Geschehen ist das ganze im Bamberger Umland und zwar in den Sechzigern. Ein leidenschaftlicher Pferdeliebhaber ging zweimal wöchentlich zum örtlichen Reit - und Fahrverein. Er ritt dort mit Freunden in die Natur und konnte sich nichts Schöneres vorstellen. Allerdings gab es ein Haar in der Suppe: das ganze war etwas kostenintensiv. Beim Umtrunk im Reiterstübchen kam das Gespräch auch auf dieses Thema. Es setzte sich die Ansicht durch, dass ein normales Reitpferd auf mittlere Frist gesehen auch nicht teurer wäre, als das laufende Zahlen von Reitstunden. Dem schloss sich auch unser Freund an. Das brachte aber sofort den nächsten Fallstrick ans Licht: seine Ehefrau. Die hielt nichts von Pferden. Und schon gar nichts vom Besitz derselben. Schließlich musste man auch sparen und dazu ist ein edles Ross nicht geeignet. Aber eine Lösung musste her und er glaubte sie auch bald gefunden zu haben. Es stand zu der Zeit gerade ein Pferd zum Verkauf an und war zu einem Freundschaftspreis zu kriegen.

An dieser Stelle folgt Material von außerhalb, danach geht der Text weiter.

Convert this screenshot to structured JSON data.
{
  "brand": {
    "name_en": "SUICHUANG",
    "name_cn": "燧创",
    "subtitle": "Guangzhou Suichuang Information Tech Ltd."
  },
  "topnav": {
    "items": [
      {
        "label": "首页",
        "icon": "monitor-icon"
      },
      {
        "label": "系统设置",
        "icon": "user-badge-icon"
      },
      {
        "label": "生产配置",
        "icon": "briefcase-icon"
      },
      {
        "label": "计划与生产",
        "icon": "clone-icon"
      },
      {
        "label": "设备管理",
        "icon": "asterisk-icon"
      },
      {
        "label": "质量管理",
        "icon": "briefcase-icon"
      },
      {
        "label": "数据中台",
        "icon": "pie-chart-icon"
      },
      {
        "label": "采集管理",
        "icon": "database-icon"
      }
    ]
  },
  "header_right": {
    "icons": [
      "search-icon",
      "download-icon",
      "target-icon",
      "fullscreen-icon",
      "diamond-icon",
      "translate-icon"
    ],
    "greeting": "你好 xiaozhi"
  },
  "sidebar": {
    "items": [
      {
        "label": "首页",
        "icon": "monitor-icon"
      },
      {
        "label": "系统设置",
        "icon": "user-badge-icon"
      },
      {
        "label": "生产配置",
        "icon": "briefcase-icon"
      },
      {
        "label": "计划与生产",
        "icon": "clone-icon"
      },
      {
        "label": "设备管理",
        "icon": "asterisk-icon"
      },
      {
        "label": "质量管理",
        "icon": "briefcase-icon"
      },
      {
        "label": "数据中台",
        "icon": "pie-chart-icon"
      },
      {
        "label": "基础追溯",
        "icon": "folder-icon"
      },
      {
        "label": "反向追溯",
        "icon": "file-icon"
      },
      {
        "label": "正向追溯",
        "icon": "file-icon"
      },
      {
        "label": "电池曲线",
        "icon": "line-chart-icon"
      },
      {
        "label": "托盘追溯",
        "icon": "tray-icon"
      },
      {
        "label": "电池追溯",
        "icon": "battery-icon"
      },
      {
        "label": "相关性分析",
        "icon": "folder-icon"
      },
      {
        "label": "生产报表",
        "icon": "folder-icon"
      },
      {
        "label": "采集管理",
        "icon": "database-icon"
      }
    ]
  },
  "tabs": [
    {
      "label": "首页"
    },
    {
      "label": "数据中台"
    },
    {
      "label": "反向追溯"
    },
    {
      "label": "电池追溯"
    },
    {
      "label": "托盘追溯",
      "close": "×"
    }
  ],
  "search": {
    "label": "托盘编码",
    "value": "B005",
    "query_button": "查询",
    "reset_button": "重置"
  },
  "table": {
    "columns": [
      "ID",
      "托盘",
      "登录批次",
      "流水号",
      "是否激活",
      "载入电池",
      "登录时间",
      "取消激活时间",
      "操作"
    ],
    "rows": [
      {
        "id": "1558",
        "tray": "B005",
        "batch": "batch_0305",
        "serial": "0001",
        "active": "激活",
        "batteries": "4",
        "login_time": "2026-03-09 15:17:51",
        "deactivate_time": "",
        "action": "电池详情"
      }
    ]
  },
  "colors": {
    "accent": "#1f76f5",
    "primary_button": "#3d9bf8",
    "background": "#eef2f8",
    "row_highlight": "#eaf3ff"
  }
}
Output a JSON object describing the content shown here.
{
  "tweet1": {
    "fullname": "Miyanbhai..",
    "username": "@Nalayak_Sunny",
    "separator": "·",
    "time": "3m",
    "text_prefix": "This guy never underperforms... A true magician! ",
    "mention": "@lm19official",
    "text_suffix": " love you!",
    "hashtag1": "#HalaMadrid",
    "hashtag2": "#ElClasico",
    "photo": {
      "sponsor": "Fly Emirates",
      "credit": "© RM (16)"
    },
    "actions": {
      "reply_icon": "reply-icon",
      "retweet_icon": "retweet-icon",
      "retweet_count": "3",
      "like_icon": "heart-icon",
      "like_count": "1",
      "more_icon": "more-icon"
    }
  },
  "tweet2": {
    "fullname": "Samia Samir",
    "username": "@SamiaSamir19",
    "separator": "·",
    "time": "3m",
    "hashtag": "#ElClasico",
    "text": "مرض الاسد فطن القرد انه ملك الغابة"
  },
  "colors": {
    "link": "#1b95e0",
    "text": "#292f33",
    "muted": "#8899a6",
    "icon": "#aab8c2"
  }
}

Handschlag - Top!!
"Aber wie sag ich's meinem Weibe?"
Wozu hat man gute Freunde, wenn sie nicht helfen würden. Das Pferd durfte also offiziell gar nichts kosten. Man kam überein, das Tier abends heimlich auf die Wiese unseres Freundes vor seinem Haus zu stellen und zu verschwinden. Am nächsten Morgen sollte das "zugelaufene" Pferd dann entdeckt werden. Es konnte ja nichts passieren, denn es gehörte ja ihm.
Ganz aufgeregt weckte ihn am Morgen seine Frau:" Geh mal raus, da steht ein Pferd auf unserer Wiese"! Er: "Nein, nicht möglich"! Kurze Besprechung im Familienrat. Dann gab man bei der Zeitung telefonisch folgendes Inserat auf: Pferd zugelaufen. Näheres unter..... Unser Freund wusste ja, dass sich niemand melden würde; das Pferd fehlte ja niemandem. Am Tag der Veröffentlichung des Inserats kam er abends von der Arbeit nach Hause nud war fast vom Donner gerührt: das Pferd war weg! Seine Frau sagte ihm, dass zwei Herren dagewesen seien, die sich sehr gefreut hätten, ihr Tier wieder zu finden. Sie hinterließen beste Grüße an den ehrlichen Finden und gingen samt Pferd.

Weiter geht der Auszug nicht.